Karamazovs lose the muse in ‘Flings’
LOWELL - Timing is everything, especially when we’re talking about the juggling genius of the Flying Karamazov Brothers. The imaginative quartet have been known to juggle everything from flaming torches to frying pans with equal elan, and they often frame their circus antics with a silly story. So it’s disappointing to report that in “Flings and Eros,’’ a world premiere at Merrimack Repertory Theatre, the timing is off, and the show feels tired.
The fundamental flaw in “Flings and Eros’’ lies in the Brothers’ indecision about what story they’re trying to tell. “Flings and Eros’’ uses Shakespeare’s tragedy of “Romeo and Juliet’’ as a starting point for comic routines. The Karamazov Brothers are no strangers to Shakespeare, having interpreted “The Comedy of Errors’’ in a much-celebrated production that ran at Lincoln Center in the late ’80s. But the tale of the star-crossed lovers stumps them. Although there are some clever fight scenes in which the juggling pins stand in for swords, we wait in vain for the Brothers’ creative approach to the material.
Director, writer, and performer Paul Magid frames the show by saying the audience has been invited to a rehearsal. This allows the Brothers to break the fourth wall and talk to the audience out of character, and yet they never quite engage us. Theoretically, the “rehearsal’’ offers some flexibility: Mistakes can happen, sequences can be stopped and restarted, and there’s lots of opportunities to improvise or modify for comic effect. But Magid uses the “rehearsal’’ as a way to bring in a second, competing story line about two of the Karamazov Brothers (Stephen Bent and Magid), who are involved in relationships with two women they’re trying to keep secret from the others. The problem is, this scenario never creates any tension and simply slows the proceedings to a crawl.
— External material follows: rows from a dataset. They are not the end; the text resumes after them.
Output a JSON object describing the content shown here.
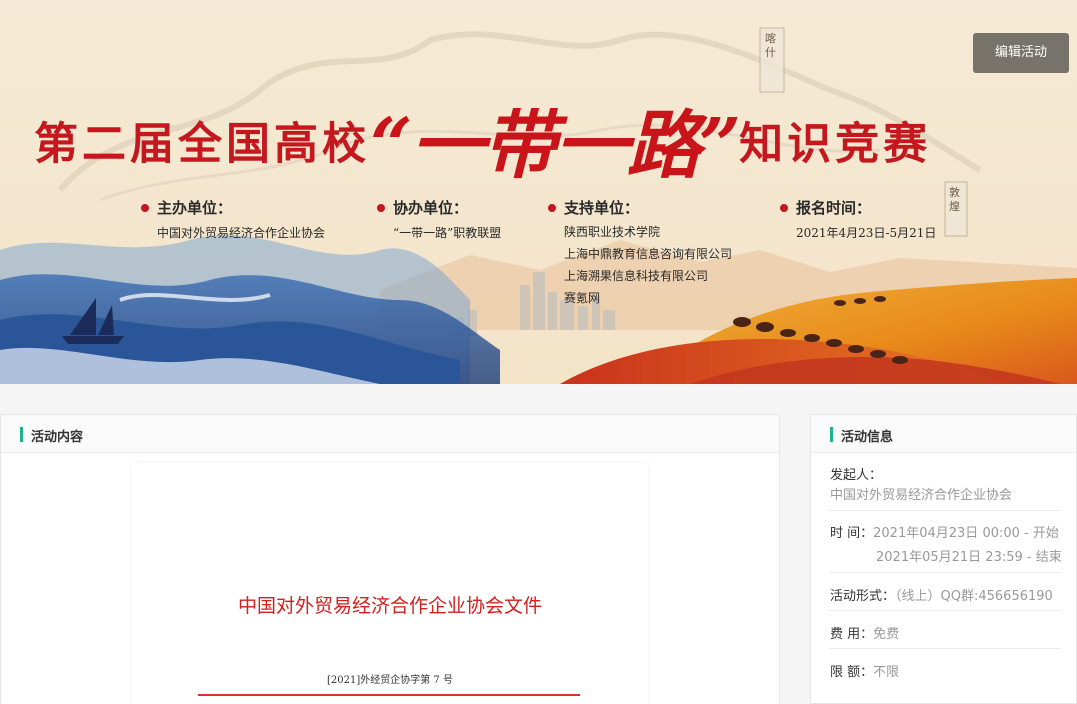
{
  "banner": {
    "edit_button": "编辑活动",
    "title_left": "第二届全国高校",
    "title_mid": "“一带一路”",
    "title_right": "知识竞赛",
    "organizers": [
      {
        "head": "主办单位：",
        "lines": [
          "中国对外贸易经济合作企业协会"
        ]
      },
      {
        "head": "协办单位：",
        "lines": [
          "“一带一路”职教联盟"
        ]
      },
      {
        "head": "支持单位：",
        "lines": [
          "陕西职业技术学院",
          "上海中鼎教育信息咨询有限公司",
          "上海溯果信息科技有限公司",
          "赛氪网"
        ]
      },
      {
        "head": "报名时间：",
        "lines": [
          "2021年4月23日-5月21日"
        ]
      }
    ],
    "map_labels": [
      "喀什",
      "敦煌"
    ]
  },
  "content": {
    "header": "活动内容",
    "doc_title": "中国对外贸易经济合作企业协会文件",
    "doc_number": "[2021]外经贸企协字第 7 号"
  },
  "info": {
    "header": "活动信息",
    "initiator_label": "发起人：",
    "initiator": "中国对外贸易经济合作企业协会",
    "time_label": "时 间：",
    "time_start": "2021年04月23日 00:00 - 开始",
    "time_end": "2021年05月21日 23:59 - 结束",
    "format_label": "活动形式：",
    "format": "（线上）QQ群:456656190",
    "fee_label": "费 用：",
    "fee": "免费",
    "quota_label": "限 额：",
    "quota": "不限"
  },
  "colors": {
    "accent": "#1eb28f",
    "title_red": "#c4181e",
    "edit_bg": "#77726a"
  }
}
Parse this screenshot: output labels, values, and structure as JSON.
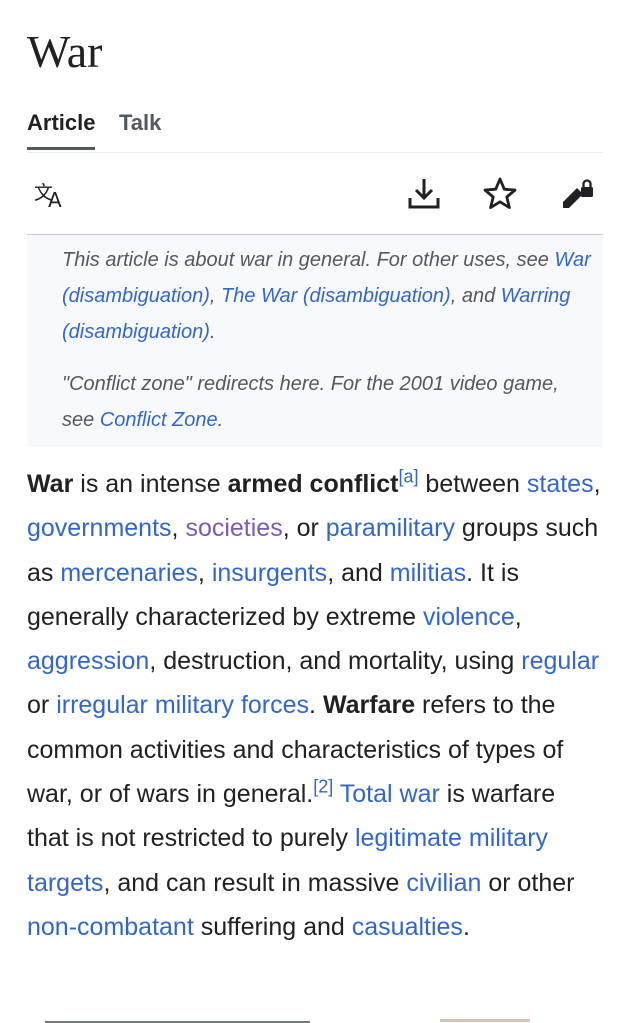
{
  "page_title": "War",
  "tabs": [
    {
      "label": "Article",
      "active": true
    },
    {
      "label": "Talk",
      "active": false
    }
  ],
  "toolbar": {
    "icons": [
      "language-icon",
      "download-icon",
      "watch-star-icon",
      "edit-locked-icon"
    ]
  },
  "hatnote": {
    "line1_prefix": "This article is about war in general. For other uses, see",
    "link1": "War (disambiguation)",
    "sep1": ",",
    "link2": "The War (disambiguation)",
    "sep2": ", and",
    "link3": "Warring (disambiguation)",
    "end1": ".",
    "line2_prefix": "\"Conflict zone\" redirects here. For the 2001 video game, see",
    "link4": "Conflict Zone",
    "end2": "."
  },
  "paragraph": {
    "b1": "War",
    "t1": " is an intense ",
    "b2": "armed conflict",
    "sup1": "[a]",
    "t2": " between ",
    "l_states": "states",
    "t3": ", ",
    "l_governments": "governments",
    "t4": ", ",
    "l_societies": "societies",
    "t5": ", or ",
    "l_paramilitary": "paramilitary",
    "t6": " groups such as ",
    "l_mercenaries": "mercenaries",
    "t7": ", ",
    "l_insurgents": "insurgents",
    "t8": ", and ",
    "l_militias": "militias",
    "t9": ". It is generally characterized by extreme ",
    "l_violence": "violence",
    "t10": ", ",
    "l_aggression": "aggression",
    "t11": ", destruction, and mortality, using ",
    "l_regular": "regular",
    "t12": " or ",
    "l_irregular": "irregular military forces",
    "t13": ". ",
    "b3": "Warfare",
    "t14": " refers to the common activities and characteristics of types of war, or of wars in general.",
    "sup2": "[2]",
    "t15": " ",
    "l_total": "Total war",
    "t16": " is warfare that is not restricted to purely ",
    "l_legit": "legitimate military targets",
    "t17": ", and can result in massive ",
    "l_civilian": "civilian",
    "t18": " or other ",
    "l_noncombatant": "non-combatant",
    "t19": " suffering and ",
    "l_casualties": "casualties",
    "t20": "."
  },
  "colors": {
    "link": "#3366cc",
    "visited_link": "#795cb2",
    "text": "#202122",
    "hatnote_bg": "#f8f9fa"
  }
}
We wait expectantly to be wowed by juggling feats, and there are a few, but the show needlessly sags between them. When the Brothers decide to cut all of “the flowery incomprehensible parts’’ of Shakespeare’s text, inserting “Blah, blah, blah’’ to get through Act 5, you may find yourself wondering if they are bored by the Bard and have lost interest in their “Romeo and Juliet’’ frame.
“Flings and Eros’’ does offer some wonderful opportunities for the performers to show off their musical talent, with all four switching easily from clarinets and trombones to keyboards and percussion. Bent’s “Summary Rhymes,’’ a rapping summation of the story of “Romeo and Juliet,’’ is a highlight, along with the barbershop quartet harmonies. But despite Ettinger’s impressive high notes, the operetta sequence falls flat, and some of the rock numbers are unremarkable and stop the action in its tracks.
Earlier Karamazov shows integrated juggling routines with jokes more effectively, and while unpredictability is part of the Brothers’ charm, in “Flings and Eros’’ it feels like they are uncertain which direction to take. For a troupe dependent on precise timing, that indecision is deadly.